Quant à la mort, je la vois venir, à mon âge, comme saint François d'Assise, comme une « sœur ». Peut-être que l'horreur de la mort et de ne pas vouloir la regarder de face, même dans la vieillesse, vient-elle de l'abus des terreurs infernales qui nous hantent depuis l'enfance et que nous pouvons garder dans l'inconscient. Mais la mort pour le vieillard a un air bienveillant, même en guise de repos.
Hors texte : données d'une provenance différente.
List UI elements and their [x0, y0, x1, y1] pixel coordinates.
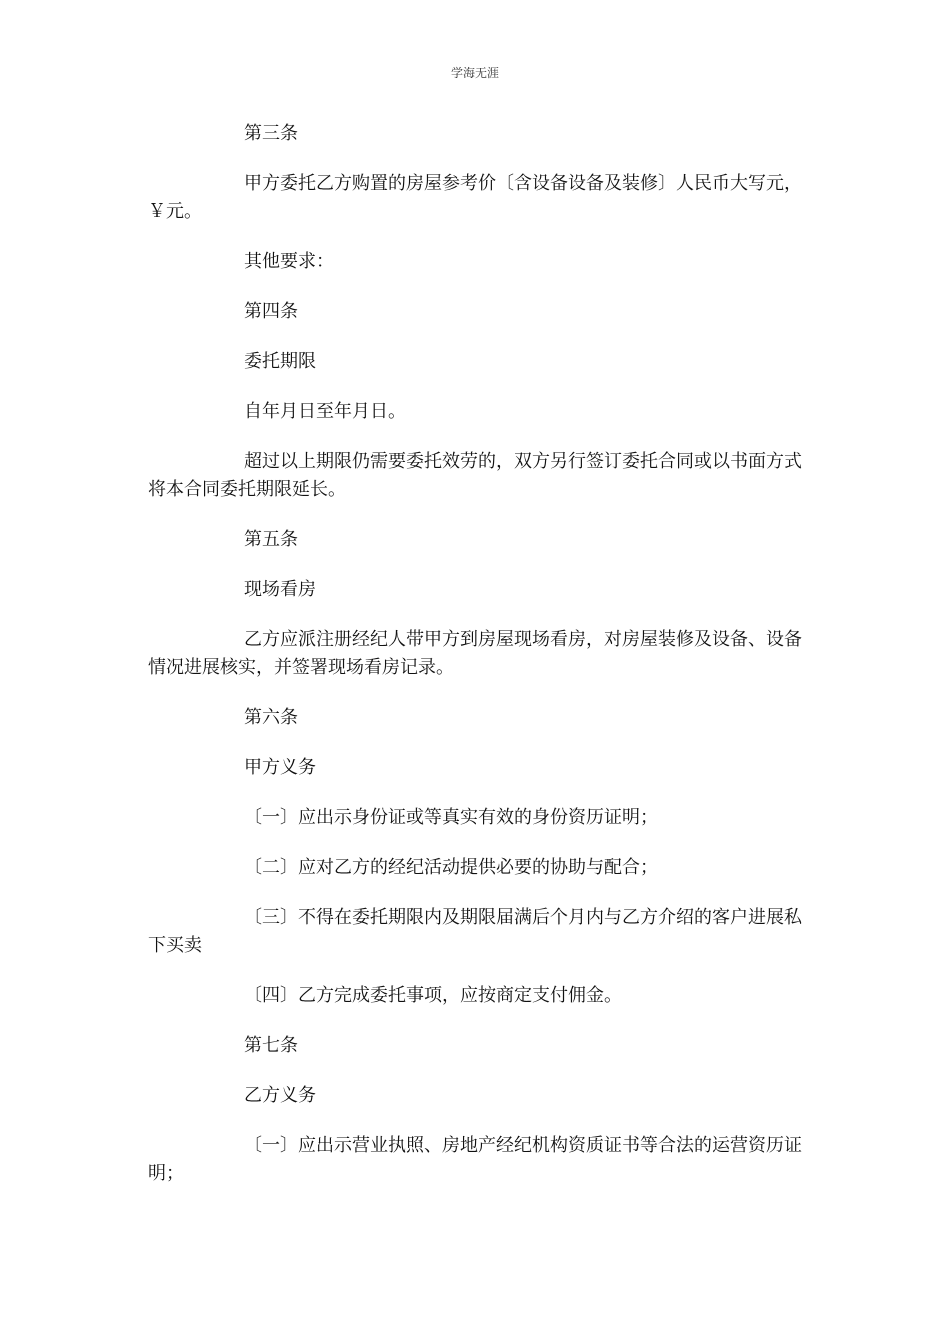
page-header: 学海无涯 [450, 66, 499, 80]
article-3-price: 甲方委托乙方购置的房屋参考价〔含设备设备及装修〕人民币大写元，￥元。 [148, 173, 802, 222]
article-5-body: 乙方应派注册经纪人带甲方到房屋现场看房，对房屋装修及设备、设备情况进展核实，并签署现场看房记录。 [148, 629, 802, 678]
article-6-item-4: 〔四〕乙方完成委托事项，应按商定支付佣金。 [244, 985, 622, 1006]
article-4-period: 自年月日至年月日。 [244, 401, 406, 422]
article-4-title: 委托期限 [244, 351, 316, 372]
article-6-item-1: 〔一〕应出示身份证或等真实有效的身份资历证明； [244, 807, 658, 828]
article-3-heading: 第三条 [244, 123, 298, 144]
article-4-extension: 超过以上期限仍需要委托效劳的，双方另行签订委托合同或以书面方式将本合同委托期限延长。 [148, 451, 802, 500]
article-5-title: 现场看房 [244, 579, 316, 600]
article-6-item-2: 〔二〕应对乙方的经纪活动提供必要的协助与配合； [244, 857, 658, 878]
article-3-other: 其他要求： [244, 251, 334, 272]
article-5-heading: 第五条 [244, 529, 298, 550]
article-6-item-3: 〔三〕不得在委托期限内及期限届满后个月内与乙方介绍的客户进展私下买卖 [148, 907, 802, 956]
article-7-item-1: 〔一〕应出示营业执照、房地产经纪机构资质证书等合法的运营资历证明； [148, 1135, 802, 1184]
article-6-title: 甲方义务 [244, 757, 316, 778]
article-4-heading: 第四条 [244, 301, 298, 322]
document-body [148, 120, 803, 1210]
article-7-title: 乙方义务 [244, 1085, 316, 1106]
article-6-heading: 第六条 [244, 707, 298, 728]
article-7-heading: 第七条 [244, 1035, 298, 1056]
Le poète Manuel Machado l'exprime très joliment :

 

-Fils, pour se reposer:

il faut dormir,

ne pas penser,

ne pas ressentir,

ne pas rêver.

           -Mère, pour se reposer:

Mourir.

 

Pour moi qui suis chrétien, la mort est avant tout une ouverture au mystère de Dieu. Le Psaume 17 l'exprime dans un verset merveilleux : « Quand je me réveillerai, je serai satisfait de ton visage.

 

Peut-être qu'un ami agnostique pense (et accepte même avec une sérénité admirable) que lorsqu'il meurt, il va au Néant. J'espère que, pour lui et moi, que le Rien deviendra le Tout, l'Amour ineffable. Selon Nicolás de Cusa, on ne peut pas dire de Dieu ce qu'il est, ou ce qu'il n'est pas, ou ce qu'il est et n'est pas. Alors pour nous, le dernier mot est le silence. Mais j'ai la ferme confiance qu'à la fin le Père de Jésus prononcera la parole mystérieuse qu'il n'a pas dite à Job.